I looked up after and found Elder Hendricks standing in front of me with open arms. We hugged and cried. Then he whispered "he knows how you feel". Love Elder Hendricks, he and I will be companions some day and that zone will explode.
I felt a lot better after the temple, got a pic with the president and his wife too. I wish I could send it but this is from the iPad. I'll send it Monday along with others when we email from a computer so I can upload. I really love President and Sister Wadsworth. He and I talked basketball for most of our interview!
Afterwards we went back to the stake center and spun the wheel of revelation. No joke, a legit wheel with the different zones in the mission. They made the assignments before hand but this was just a fun way to find out. We'd spin it then they'd tell us if we were right! I got Bozeman, Belgrade 1!! I was pumped, only 2 zones have football and I got one! After we found out we went to Golden Corral which was amazing (tells you what mtc food must have been like) we got to spend the night just tossing the football and talking. I talked with Elder Potter quite a bit, got some solid pics including a Heisman pose!

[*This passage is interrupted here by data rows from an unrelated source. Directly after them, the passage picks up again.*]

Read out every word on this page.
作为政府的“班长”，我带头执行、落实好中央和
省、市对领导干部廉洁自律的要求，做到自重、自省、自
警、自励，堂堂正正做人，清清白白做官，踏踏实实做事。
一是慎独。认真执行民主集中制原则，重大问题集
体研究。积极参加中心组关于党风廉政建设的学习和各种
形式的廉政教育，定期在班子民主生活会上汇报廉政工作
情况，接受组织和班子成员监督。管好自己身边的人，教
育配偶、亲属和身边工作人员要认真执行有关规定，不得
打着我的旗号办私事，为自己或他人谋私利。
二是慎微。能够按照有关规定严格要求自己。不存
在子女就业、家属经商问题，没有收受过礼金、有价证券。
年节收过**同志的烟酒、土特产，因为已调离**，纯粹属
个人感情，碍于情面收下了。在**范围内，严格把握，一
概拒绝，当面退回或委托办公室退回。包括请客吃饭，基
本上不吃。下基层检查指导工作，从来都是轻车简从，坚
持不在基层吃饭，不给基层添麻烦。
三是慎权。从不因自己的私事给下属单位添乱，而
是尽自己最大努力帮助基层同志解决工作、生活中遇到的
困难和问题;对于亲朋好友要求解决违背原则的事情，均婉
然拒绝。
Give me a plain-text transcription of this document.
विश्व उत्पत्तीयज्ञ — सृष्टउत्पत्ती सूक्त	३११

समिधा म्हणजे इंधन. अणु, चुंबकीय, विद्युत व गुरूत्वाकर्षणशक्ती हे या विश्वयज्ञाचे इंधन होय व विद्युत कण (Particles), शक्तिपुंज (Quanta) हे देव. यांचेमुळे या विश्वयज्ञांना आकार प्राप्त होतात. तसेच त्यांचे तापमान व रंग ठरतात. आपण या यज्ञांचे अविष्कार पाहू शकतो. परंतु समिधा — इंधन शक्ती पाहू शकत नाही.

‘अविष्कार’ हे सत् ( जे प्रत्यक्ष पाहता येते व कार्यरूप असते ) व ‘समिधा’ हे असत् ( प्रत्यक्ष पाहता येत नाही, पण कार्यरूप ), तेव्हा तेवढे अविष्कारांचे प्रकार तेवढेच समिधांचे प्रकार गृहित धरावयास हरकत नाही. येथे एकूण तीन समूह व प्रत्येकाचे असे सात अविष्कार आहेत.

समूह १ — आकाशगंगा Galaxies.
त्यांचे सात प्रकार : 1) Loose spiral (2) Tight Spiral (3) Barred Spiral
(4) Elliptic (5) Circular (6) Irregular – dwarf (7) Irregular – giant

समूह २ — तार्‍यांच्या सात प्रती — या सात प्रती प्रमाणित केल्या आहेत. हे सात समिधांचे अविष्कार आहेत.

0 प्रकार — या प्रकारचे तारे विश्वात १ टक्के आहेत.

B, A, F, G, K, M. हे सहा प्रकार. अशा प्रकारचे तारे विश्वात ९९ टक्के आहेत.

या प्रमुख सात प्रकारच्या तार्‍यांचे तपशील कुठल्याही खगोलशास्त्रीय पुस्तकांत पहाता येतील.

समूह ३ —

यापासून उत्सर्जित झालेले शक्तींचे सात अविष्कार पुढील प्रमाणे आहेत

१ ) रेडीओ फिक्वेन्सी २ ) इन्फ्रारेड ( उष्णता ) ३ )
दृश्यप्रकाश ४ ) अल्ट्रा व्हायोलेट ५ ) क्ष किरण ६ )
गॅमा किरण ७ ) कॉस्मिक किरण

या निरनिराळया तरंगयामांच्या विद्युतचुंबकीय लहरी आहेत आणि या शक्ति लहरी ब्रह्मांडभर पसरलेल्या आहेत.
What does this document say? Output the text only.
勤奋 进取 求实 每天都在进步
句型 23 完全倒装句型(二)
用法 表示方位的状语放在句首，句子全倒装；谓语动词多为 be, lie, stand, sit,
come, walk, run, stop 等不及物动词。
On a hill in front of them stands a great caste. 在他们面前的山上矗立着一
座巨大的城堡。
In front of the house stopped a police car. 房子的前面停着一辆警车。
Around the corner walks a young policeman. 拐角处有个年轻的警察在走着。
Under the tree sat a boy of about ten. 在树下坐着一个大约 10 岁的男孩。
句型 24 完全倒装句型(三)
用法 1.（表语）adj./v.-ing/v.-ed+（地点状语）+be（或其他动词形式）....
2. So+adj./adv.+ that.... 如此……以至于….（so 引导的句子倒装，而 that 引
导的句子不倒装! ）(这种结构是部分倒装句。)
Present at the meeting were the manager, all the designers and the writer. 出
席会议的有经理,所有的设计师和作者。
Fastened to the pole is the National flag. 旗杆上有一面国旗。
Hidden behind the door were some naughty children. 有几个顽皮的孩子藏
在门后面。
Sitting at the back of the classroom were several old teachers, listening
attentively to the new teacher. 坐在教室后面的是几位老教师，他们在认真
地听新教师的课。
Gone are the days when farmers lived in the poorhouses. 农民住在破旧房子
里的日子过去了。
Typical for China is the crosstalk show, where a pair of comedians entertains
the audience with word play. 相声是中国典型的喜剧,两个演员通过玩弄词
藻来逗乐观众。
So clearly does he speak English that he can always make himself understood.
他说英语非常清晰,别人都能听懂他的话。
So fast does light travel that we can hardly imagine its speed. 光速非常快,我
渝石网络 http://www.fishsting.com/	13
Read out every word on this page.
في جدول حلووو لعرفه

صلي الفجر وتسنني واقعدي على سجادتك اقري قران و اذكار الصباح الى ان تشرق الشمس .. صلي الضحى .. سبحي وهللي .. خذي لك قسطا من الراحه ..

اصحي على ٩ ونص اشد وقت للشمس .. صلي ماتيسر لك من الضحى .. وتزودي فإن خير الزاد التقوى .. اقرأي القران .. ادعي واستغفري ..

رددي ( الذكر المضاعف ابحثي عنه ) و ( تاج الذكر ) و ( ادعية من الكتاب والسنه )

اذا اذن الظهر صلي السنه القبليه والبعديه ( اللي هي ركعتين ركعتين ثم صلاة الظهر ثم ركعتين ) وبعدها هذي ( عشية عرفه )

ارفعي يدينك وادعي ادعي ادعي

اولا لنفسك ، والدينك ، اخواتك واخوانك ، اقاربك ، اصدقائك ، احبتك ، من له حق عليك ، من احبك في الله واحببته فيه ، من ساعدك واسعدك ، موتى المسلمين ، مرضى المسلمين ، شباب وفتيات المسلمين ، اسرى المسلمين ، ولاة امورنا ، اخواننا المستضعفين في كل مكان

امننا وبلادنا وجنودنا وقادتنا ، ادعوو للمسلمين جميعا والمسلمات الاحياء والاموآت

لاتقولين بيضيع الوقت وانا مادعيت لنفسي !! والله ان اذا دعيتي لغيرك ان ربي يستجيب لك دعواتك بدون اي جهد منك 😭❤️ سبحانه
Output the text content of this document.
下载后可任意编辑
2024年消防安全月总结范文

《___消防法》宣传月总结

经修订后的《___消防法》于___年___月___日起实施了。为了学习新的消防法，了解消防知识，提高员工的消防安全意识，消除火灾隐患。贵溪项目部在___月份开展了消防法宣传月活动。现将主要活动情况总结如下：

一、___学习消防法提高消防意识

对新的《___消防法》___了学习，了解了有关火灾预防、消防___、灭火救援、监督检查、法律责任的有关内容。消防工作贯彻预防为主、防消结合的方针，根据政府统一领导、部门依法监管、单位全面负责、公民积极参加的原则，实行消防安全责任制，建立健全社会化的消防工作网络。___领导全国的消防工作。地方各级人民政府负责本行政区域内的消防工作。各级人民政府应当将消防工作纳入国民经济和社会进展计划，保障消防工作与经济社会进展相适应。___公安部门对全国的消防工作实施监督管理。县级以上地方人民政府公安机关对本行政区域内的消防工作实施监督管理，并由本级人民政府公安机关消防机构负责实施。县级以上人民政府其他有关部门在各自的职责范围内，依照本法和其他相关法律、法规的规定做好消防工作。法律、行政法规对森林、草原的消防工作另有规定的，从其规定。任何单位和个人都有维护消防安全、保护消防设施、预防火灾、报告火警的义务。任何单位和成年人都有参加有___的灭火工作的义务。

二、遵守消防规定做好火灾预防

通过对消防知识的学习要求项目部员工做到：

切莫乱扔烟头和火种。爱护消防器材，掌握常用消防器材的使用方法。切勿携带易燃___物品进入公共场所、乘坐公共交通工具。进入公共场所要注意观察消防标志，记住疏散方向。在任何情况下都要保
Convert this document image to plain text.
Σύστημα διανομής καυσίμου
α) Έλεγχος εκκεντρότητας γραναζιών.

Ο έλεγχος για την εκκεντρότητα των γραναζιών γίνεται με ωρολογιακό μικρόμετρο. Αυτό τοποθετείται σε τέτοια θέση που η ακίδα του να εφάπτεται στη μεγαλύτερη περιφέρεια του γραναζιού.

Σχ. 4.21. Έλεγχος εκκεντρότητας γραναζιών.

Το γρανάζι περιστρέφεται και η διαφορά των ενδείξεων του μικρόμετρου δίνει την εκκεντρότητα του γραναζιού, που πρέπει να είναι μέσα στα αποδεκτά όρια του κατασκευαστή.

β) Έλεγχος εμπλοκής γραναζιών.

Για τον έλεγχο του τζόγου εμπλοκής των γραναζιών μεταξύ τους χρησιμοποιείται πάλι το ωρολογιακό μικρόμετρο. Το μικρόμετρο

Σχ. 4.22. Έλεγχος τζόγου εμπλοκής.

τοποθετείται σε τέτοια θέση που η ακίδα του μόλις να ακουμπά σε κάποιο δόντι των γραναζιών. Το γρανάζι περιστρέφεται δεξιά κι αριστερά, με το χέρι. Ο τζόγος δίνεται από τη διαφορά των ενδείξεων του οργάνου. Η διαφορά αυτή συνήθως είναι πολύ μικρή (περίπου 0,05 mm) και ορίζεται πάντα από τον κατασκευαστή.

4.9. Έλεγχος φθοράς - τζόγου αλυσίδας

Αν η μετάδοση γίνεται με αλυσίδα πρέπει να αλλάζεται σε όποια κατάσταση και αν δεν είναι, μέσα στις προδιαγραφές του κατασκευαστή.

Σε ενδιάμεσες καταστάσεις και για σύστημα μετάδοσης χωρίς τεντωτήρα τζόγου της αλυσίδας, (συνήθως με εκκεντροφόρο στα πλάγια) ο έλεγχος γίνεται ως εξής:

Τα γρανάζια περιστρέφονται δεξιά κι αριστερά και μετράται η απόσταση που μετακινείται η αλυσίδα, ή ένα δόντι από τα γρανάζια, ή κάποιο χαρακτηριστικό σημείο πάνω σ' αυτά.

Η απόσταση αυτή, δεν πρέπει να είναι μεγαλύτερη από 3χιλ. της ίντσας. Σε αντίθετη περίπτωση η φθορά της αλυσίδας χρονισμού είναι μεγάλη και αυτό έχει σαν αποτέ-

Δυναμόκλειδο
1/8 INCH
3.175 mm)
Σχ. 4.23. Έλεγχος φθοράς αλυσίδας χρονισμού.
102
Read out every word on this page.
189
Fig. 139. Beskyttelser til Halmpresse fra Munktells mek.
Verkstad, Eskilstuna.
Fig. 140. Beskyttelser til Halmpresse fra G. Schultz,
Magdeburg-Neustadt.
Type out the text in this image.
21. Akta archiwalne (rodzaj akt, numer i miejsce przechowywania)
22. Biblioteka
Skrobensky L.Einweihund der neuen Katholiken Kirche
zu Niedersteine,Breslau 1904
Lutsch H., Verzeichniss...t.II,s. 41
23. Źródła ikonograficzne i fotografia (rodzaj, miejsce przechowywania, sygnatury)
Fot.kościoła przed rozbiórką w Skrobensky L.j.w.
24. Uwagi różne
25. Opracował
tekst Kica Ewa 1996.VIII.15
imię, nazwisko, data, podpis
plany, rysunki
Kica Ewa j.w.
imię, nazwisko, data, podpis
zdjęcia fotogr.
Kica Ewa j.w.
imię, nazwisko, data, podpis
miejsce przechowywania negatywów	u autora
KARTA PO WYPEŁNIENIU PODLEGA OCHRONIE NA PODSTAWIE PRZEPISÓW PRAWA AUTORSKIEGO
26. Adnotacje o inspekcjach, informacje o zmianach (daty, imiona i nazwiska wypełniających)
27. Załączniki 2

Got up the next morning and the AP's threw a set of keys at me, told me I'm driving! I was pretty nervous, but felt good they and the pres trust me. It was about a 3 hour drive. Just gorgeous, gave me time to think while the other elders napped!
Well here I am now, Bozeman zone in the Belgrade 1st Ward! My comp is Elder Jaques. He is the district leader, good dude. On our way to our..... Residence... He made a distinct effort to run over a gopher in the road. Never seen someone so happy to kill rodent! He's from Vernal, Delene Jaques is his mom so add her on FaceBook. So we pull-up to our place and it is a trailer!! Apparently this is what we have for a couple weeks. I'll try to take a pic of a pic so you can see it. Yes I'm holding a chicken. Montana baby.
Well that's kind of it, I'll talk more in my big email Monday. I still miss you like crazy, I'm just worried that I'll forget how much I love you these next 2 years. Mornings are the hardest because all night I dream about you guys. Some things will still be the same when I get back and a lot of other things won't, that makes me sad. I love you all so much, I'm doing better, when I get discouraged about being away I just remind myself this is shaping me into the father I will be someday so I can have a family like ours.
I have so much more to say but no time!
Love Ya guys! I can read emails on the iPad whenever but can't respond till p day! Love you all sooooooo much!!!